CD: It means that this country is being frightened into thinking that the delivery of the good life is being undermined by foreigners. It is so easy to scare people. Basically they are anti-foreigner …
AB: No, they exploit foreigners. Somebody like me comes to this country. Now I have skills that I could sell if there was an open market. If I were French I could come here and do that but I’m from South Africa so as far as they’re concerned I should be punished for working here. I should first pay to work here. So I pay tax and all of that but for the first five years of being here my work permit says that I’m not entitled to any benefits. I came here and I got a brain tumour. On the day I was prepping for surgery some man came to me and asked me whether I was legally in this country. I said, ‘why are you asking me this, my name and address and everything is there. I’m a sick person so what you really should be doing is writing a letter to my employer or whatever…’ He says, ‘well if you didn’t have the right answers I’m supposed to force you to pay.’ They did insist, in a nice way but all the time, that it had to be clear whether I was entitled to be here or not.
It means that this country is being frightened into thinking that the delivery of the good life is being undermined by foreigners. It is so easy to scare people.

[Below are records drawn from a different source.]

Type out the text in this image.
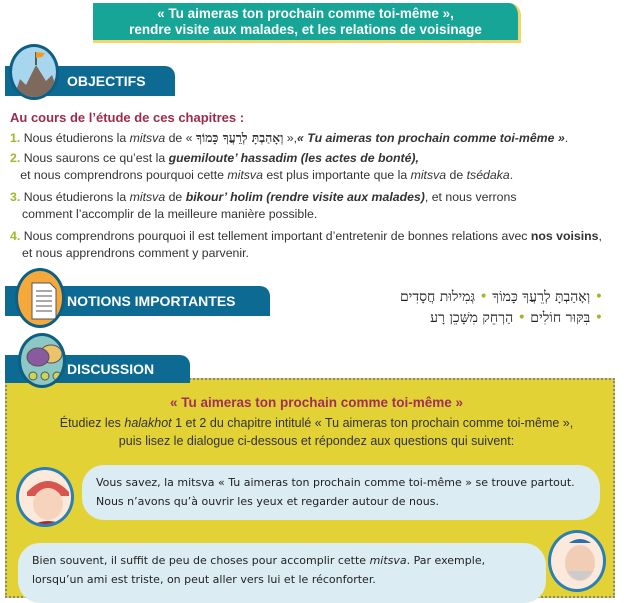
« Tu aimeras ton prochain comme toi-même »,
rendre visite aux malades, et les relations de voisinage
OBJECTIFS
Au cours de l’étude de ces chapitres :
1. Nous étudierons la mitsva de « וְאָהַבְתָּ לְרֵעֲךָ כָּמוֹךָ »,« Tu aimeras ton prochain comme toi-même ».
2. Nous saurons ce qu’est la guemiloute’ hassadim (les actes de bonté),
et nous comprendrons pourquoi cette mitsva est plus importante que la mitsva de tsédaka.
3. Nous étudierons la mitsva de bikour’ holim (rendre visite aux malades), et nous verrons comment l’accomplir de la meilleure manière possible.
4. Nous comprendrons pourquoi il est tellement important d’entretenir de bonnes relations avec nos voisins, et nous apprendrons comment y parvenir.
NOTIONS IMPORTANTES	• וְאָהַבְתָּ לְרֵעֲךָ כָּמוֹךָ • גְּמִילוּת חֲסָדִים
• בִּקּוּר חוֹלִים • הַרְחֵק מִשָּׁכֵן רָע
DISCUSSION
« Tu aimeras ton prochain comme toi-même »
Étudiez les halakhot 1 et 2 du chapitre intitulé « Tu aimeras ton prochain comme toi-même »,
puis lisez le dialogue ci-dessous et répondez aux questions qui suivent:
Vous savez, la mitsva « Tu aimeras ton prochain comme toi-même » se trouve partout. Nous n’avons qu’à ouvrir les yeux et regarder autour de nous.
Bien souvent, il suffit de peu de choses pour accomplir cette mitsva. Par exemple, lorsqu’un ami est triste, on peut aller vers lui et le réconforter.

– Cameron Duodu, Author & Broadcast Journalist
AB: The funny thing about this country is that you would think that the black vote would go to the Labour Party, seen as more humane or whatever… But actually no it’s very contested. The woman who does my hair is Nigerian. She votes Conservative generally. She believes that the Conservatives stand up for small business. She believes that people should stand on their own two feet. The state shouldn’t be looking after you. But when she was explaining this to me about a month ago she said she was going to vote UKIP (the right wing United Kingdom Independence Party led by Nigel Farage) because she wants to punish the Tories.
The fascinating thing is that it’s very much the same issues around the world. It doesn’t matter where you actually are. Like how you take care of people, what you do about the young, what you do about joblessness. And then the issue of how you deal with dissent in your society, how you deal with people who differ
The lunch comes to an end and we reach into our pockets. But Cameron Duodu insists on paying. He says he is a “conservative, old-fashioned, macho idiot”. We don’t argue with his bill politics. Not one bit. “I always say to my girlfriends,” says Audrey Brown, “ there are some things you don’t argue about with African men.”